The night after his mother and eight others were shot and killed at Emanuel AME church, Chris Singleton, surrounded by family, friends and Charleston Southern University teammates, stood in front of television cameras and spoke about love.

Love was the greatest gift Sharonda Coleman-Singleton gave to her son, and that night — that moment — Chris’s response inspired a community and a country.

“Love is always stronger than hate,” Chris Singleton said. “If we just love the way my Mom would, the hate won’t be anywhere close to what love is.”

This past fall, Singleton was back in front of cameras talking about his mom, as Charleston Southern broke ground on the Singleton Baseball Complex. The 3,500-square-foot facility is being built to honor the life and legacy of Sharonda Coleman-Singleton.

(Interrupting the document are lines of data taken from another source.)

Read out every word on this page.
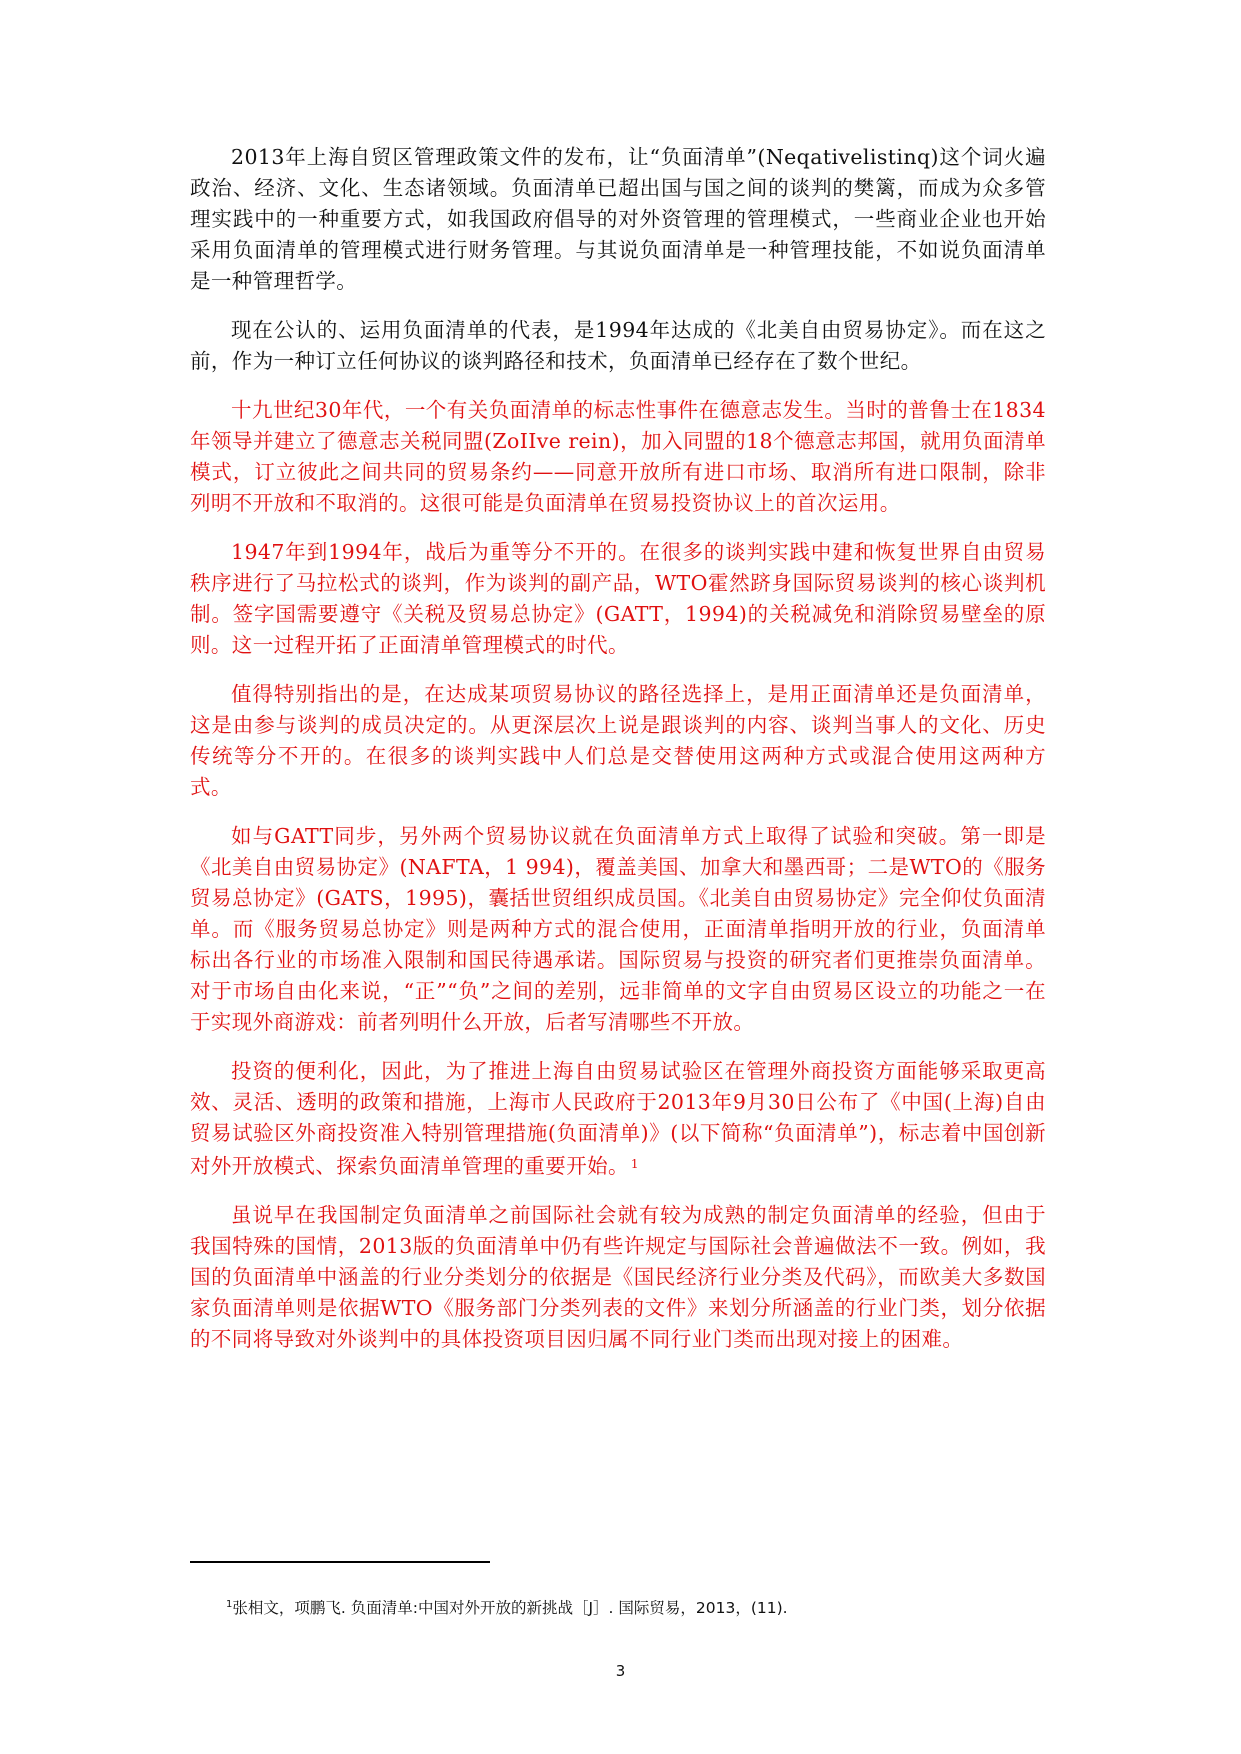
2013年上海自贸区管理政策文件的发布，让“负面清单”(Neqativelistinq)这个词火遍政治、经济、文化、生态诸领域。负面清单已超出国与国之间的谈判的樊篱，而成为众多管理实践中的一种重要方式，如我国政府倡导的对外资管理的管理模式，一些商业企业也开始采用负面清单的管理模式进行财务管理。与其说负面清单是一种管理技能，不如说负面清单是一种管理哲学。

现在公认的、运用负面清单的代表，是1994年达成的《北美自由贸易协定》。而在这之前，作为一种订立任何协议的谈判路径和技术，负面清单已经存在了数个世纪。

十九世纪30年代，一个有关负面清单的标志性事件在德意志发生。当时的普鲁士在1834年领导并建立了德意志关税同盟(ZoIIve rein)，加入同盟的18个德意志邦国，就用负面清单模式，订立彼此之间共同的贸易条约——同意开放所有进口市场、取消所有进口限制，除非列明不开放和不取消的。这很可能是负面清单在贸易投资协议上的首次运用。

1947年到1994年，战后为重等分不开的。在很多的谈判实践中建和恢复世界自由贸易秩序进行了马拉松式的谈判，作为谈判的副产品，WTO霍然跻身国际贸易谈判的核心谈判机制。签字国需要遵守《关税及贸易总协定》(GATT，1994)的关税减免和消除贸易壁垒的原则。这一过程开拓了正面清单管理模式的时代。

值得特别指出的是，在达成某项贸易协议的路径选择上，是用正面清单还是负面清单，这是由参与谈判的成员决定的。从更深层次上说是跟谈判的内容、谈判当事人的文化、历史传统等分不开的。在很多的谈判实践中人们总是交替使用这两种方式或混合使用这两种方式。

如与GATT同步，另外两个贸易协议就在负面清单方式上取得了试验和突破。第一即是《北美自由贸易协定》(NAFTA，1 994)，覆盖美国、加拿大和墨西哥；二是WTO的《服务贸易总协定》(GATS，1995)，囊括世贸组织成员国。《北美自由贸易协定》完全仰仗负面清单。而《服务贸易总协定》则是两种方式的混合使用，正面清单指明开放的行业，负面清单标出各行业的市场准入限制和国民待遇承诺。国际贸易与投资的研究者们更推崇负面清单。对于市场自由化来说，“正”“负”之间的差别，远非简单的文字自由贸易区设立的功能之一在于实现外商游戏：前者列明什么开放，后者写清哪些不开放。

投资的便利化，因此，为了推进上海自由贸易试验区在管理外商投资方面能够采取更高效、灵活、透明的政策和措施，上海市人民政府于2013年9月30日公布了《中国(上海)自由贸易试验区外商投资准入特别管理措施(负面清单)》(以下简称“负面清单”)，标志着中国创新对外开放模式、探索负面清单管理的重要开始。 $^1$

虽说早在我国制定负面清单之前国际社会就有较为成熟的制定负面清单的经验，但由于我国特殊的国情，2013版的负面清单中仍有些许规定与国际社会普遍做法不一致。例如，我国的负面清单中涵盖的行业分类划分的依据是《国民经济行业分类及代码》，而欧美大多数国家负面清单则是依据WTO《服务部门分类列表的文件》来划分所涵盖的行业门类，划分依据的不同将导致对外谈判中的具体投资项目因归属不同行业门类而出现对接上的困难。

$^1$张相文，项鹏飞. 负面清单:中国对外开放的新挑战［J］. 国际贸易，2013，(11).
3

He thanked the CSU staff and his teammates saying, “You are there for me every day.” Singleton then recognized his family saying, “My brother is 13, and my sister is 16, they are 10 times as strong as I am.”

CSU head baseball coach Stuart Lake ’94 added, “I’ve never been prouder than what Chris said that night … It changed our state and country.”

The $1.5 million project will feature a baseball locker room, training room and the Singleton Enrichment Center, and will include a “Love is Stronger” memorial courtyard and plaza at the entryway to CSU Ballpark.

CSU president Dr. Jairy C. Hunter explained, “Our sincere desire is that future generations will see the Singleton Baseball Complex as more than a building, but as a symbol of love and hope.”

Rev. Eric Manning from Emanuel AME added, “With all the accolades that have gone out this day to honor Sharonda Coleman-Singleton, let us pause and reflect on the phrase ‘love is stronger than hate.’ Contemplate what it took for a young man in the face of adversity, when he could have said anything else to incite a riot. To face a world that would always have us be divided, those words brought us together, they are a constant reminder that hate will never win.”

Charleston Southern alum Kevin Futrell ’89 spoke on behalf of former CSU baseball players and parents of current players. He thanked the project architect and construction teams for their tireless efforts to ensure the facility would be completed.

“I believe unfortunate incidents are a chance for us to demonstrate our faith in God,” said Futrell.

While the complex is expected to be complete during the 2017 season, CSU continues its fundraising efforts to offset the cost of the facility.